L'« œconomie politique » désigne la science aristotélicienne des richesses domestiques (du grec oïkos, « maisonnée », et nomos, « gouvernement »), appliquée au gouvernement du royaume. Le Traité de l'œconomie politique d'Antoine de Montchrestien (1576 env.-1621) marque le premier usage public de l'expression d'économie politique. Pièce importante de la tradition mercantiliste française, l'ouvrage se présente comme une adresse au jeune roi Louis XIII et à la reine mère sur la situation des finances de la France et les moyens d'enrichir le royaume. L'apostrophe qui ouvre le texte du Traité est claire : « Ceux qui sont appelés au gouvernement des États doivent en avoir la gloire, l'augmentation et l'enrichissement pour leur principal but. » Elle inscrit Montchrestien dans la lignée des premiers auteurs mercantilistes – Barthélemy Laffemas et Jean Bodin en France, John Hales et Thomas Mun en Angleterre –, pour qui l'ordre social suppose un État fort et des sujets prospères.

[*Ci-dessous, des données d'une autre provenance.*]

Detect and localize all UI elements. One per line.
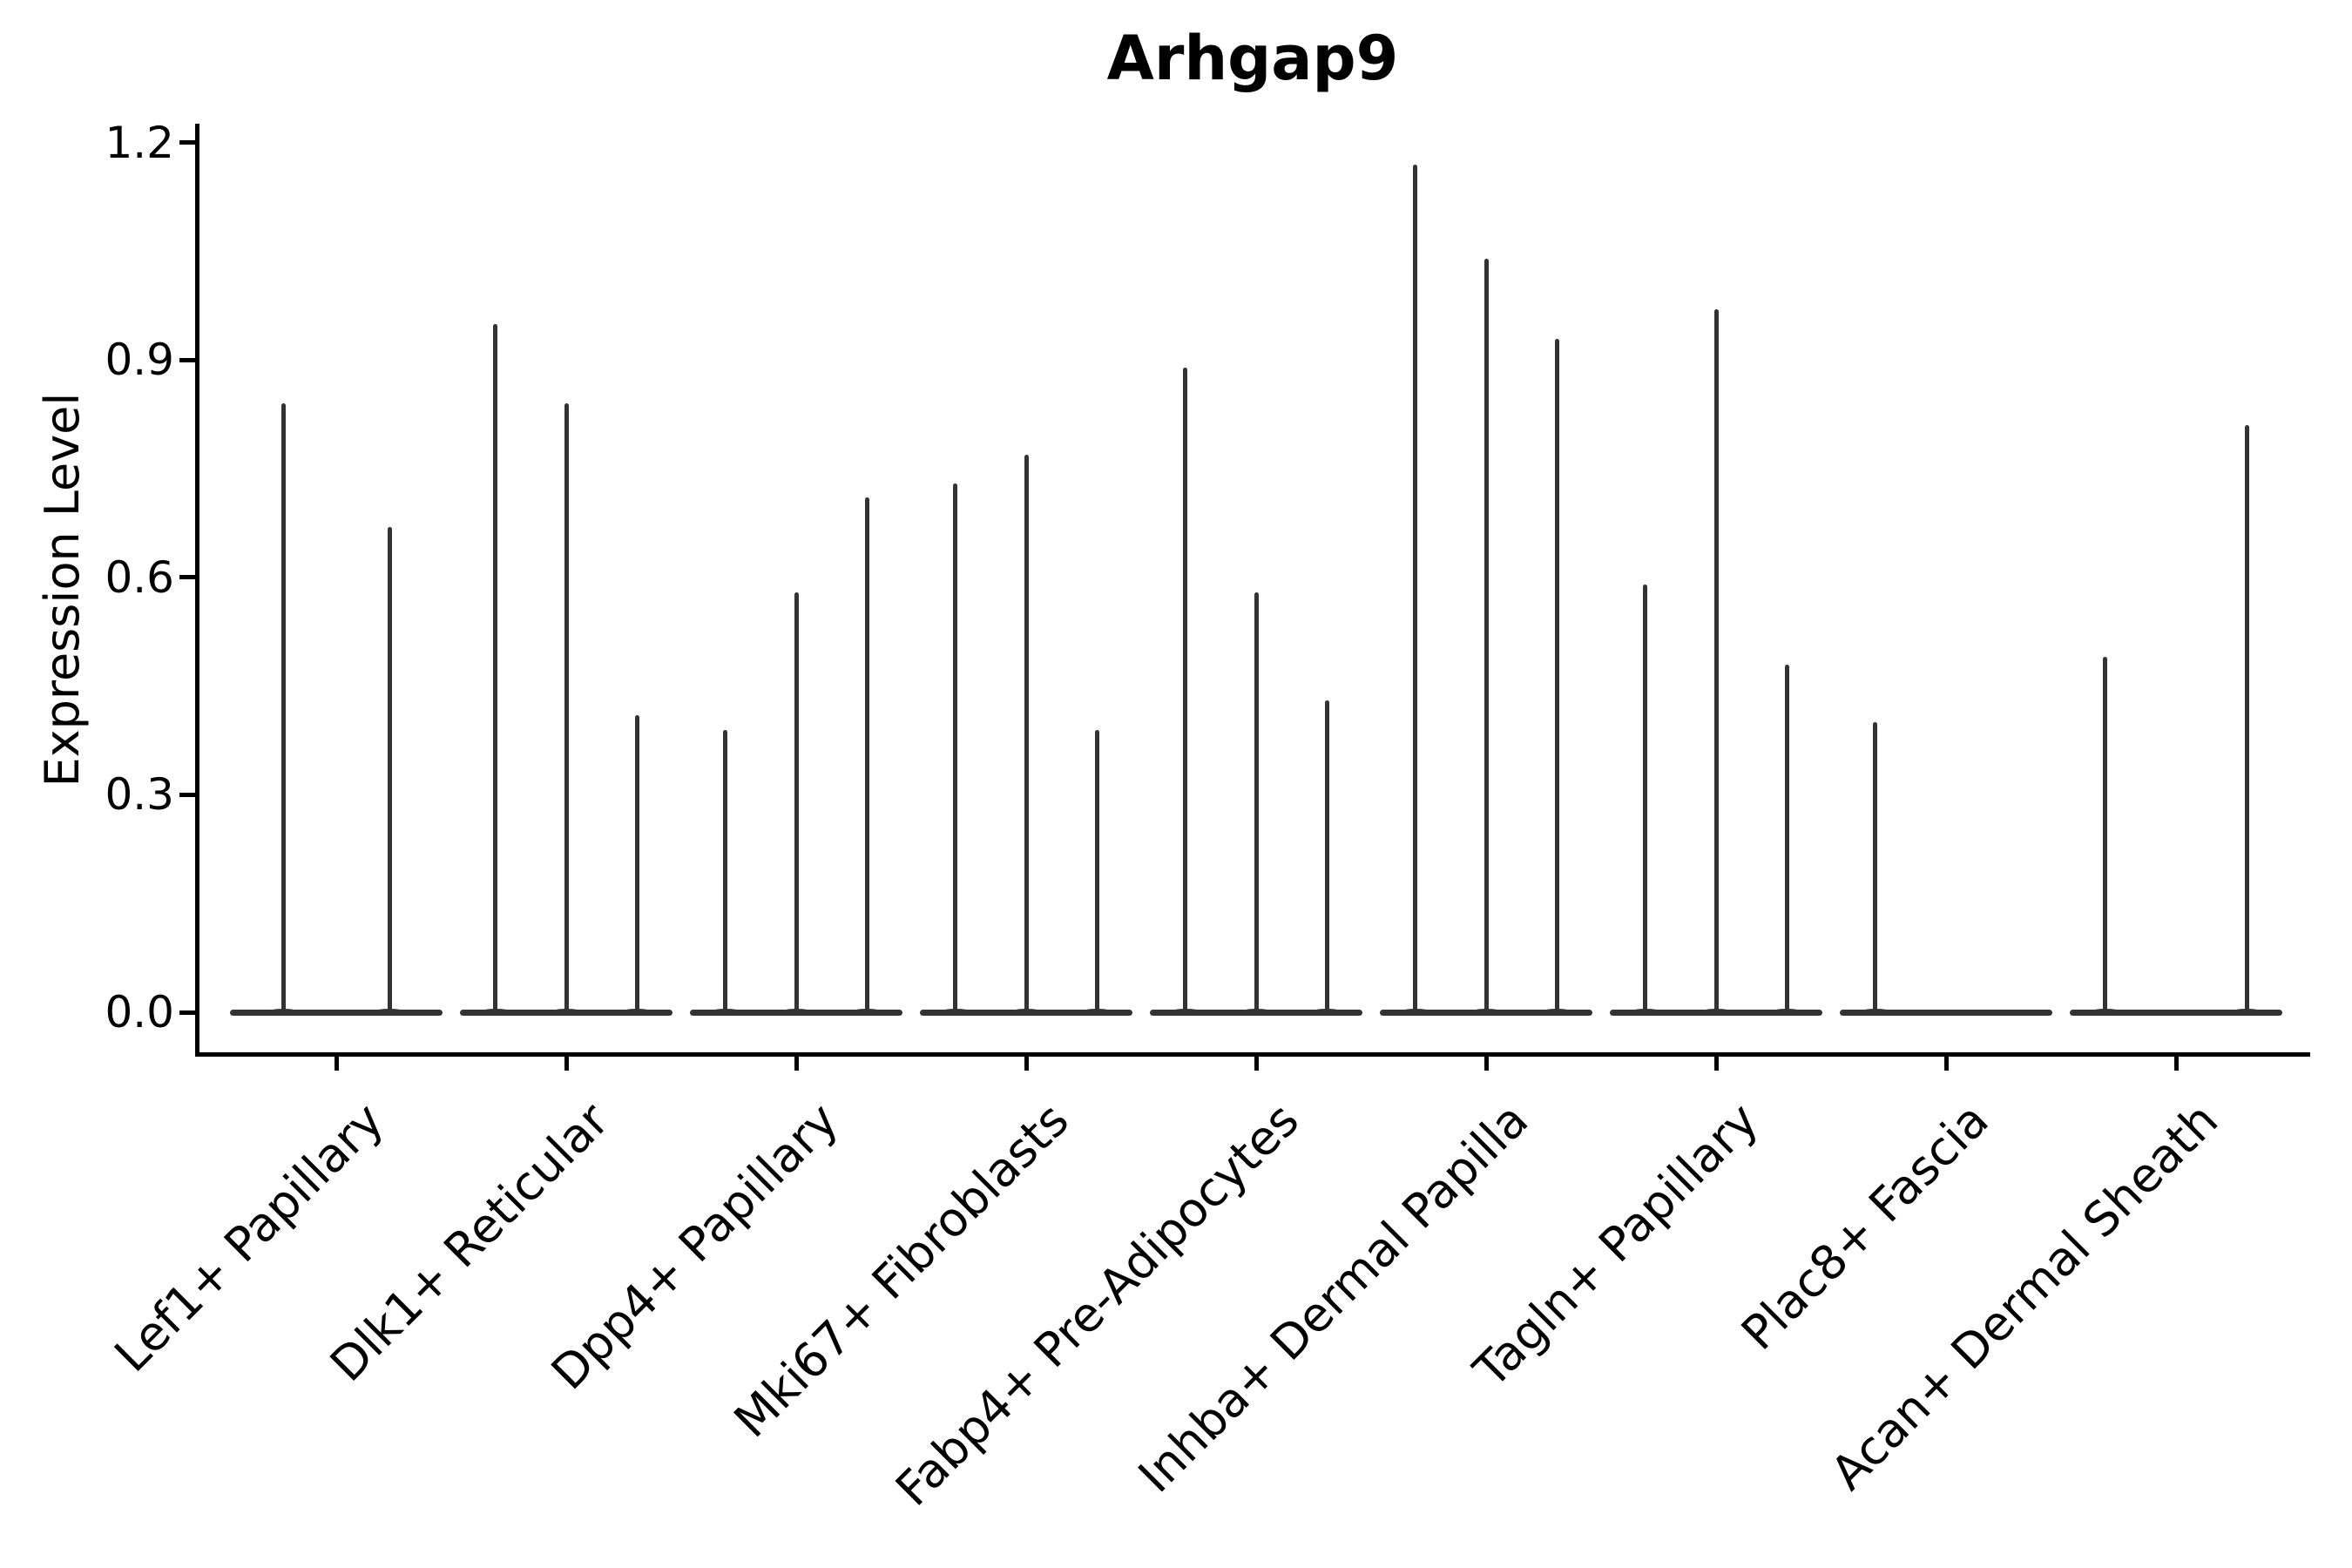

L'économie au service du Prince

Le Traité s'organise autour de trois grands axes analytiques : la définition de la richesse, la nécessité affirmée d'une intervention régulatrice de l'État et la théorie du commerce international.

« Il n'est de richesse que d'hommes », lançait Jean Bodin dans La République (1576). Montchrestien pousse l'argument jusqu'à inverser la relation de causalité qui, chez Aristote, donne la préséance au politique sur l'économique : la richesse du royaume dépend du volume de son activité de production et de son activité d'échange, qui dépendent à leur tour de la taille de sa population. Parmi les activités de production, l'agriculture et l'élevage sont désignées comme les premières sources de richesse, suivies des activités d'artisanat et d'industrie et, plus original pour l'époque, du commerce, chargé d'organiser l'échange et ainsi de permettre aux biens de circuler. La fonction est centrale : elle permet au commerce d'échapper au seul domaine économique. C'est par l'échange que chacun trouve son « profit particulier », c'est par « l'émulation » que les productions « peuvent monter à la perfection », que les arts sont facilités, que les travaux sont « mieux ordonnés » : en un mot, l'échange et la « concurrence d'industrie » constituent le noyau d'un lien social fondamental.

De là découlent les deux fonctions principales attribuées par Montchrestien à l'État : réglementer le commerce, dont les lois reviennent aux directeurs de la police, chargés de « donner ordre que les choses à vendre se vendent au plus juste prix » ; et réglementer l'activité de production, en incitant à la création de manufactures publiques, en contrôlant la valeur professionnelle des artisans et en édictant des normes de qualité pour les produits.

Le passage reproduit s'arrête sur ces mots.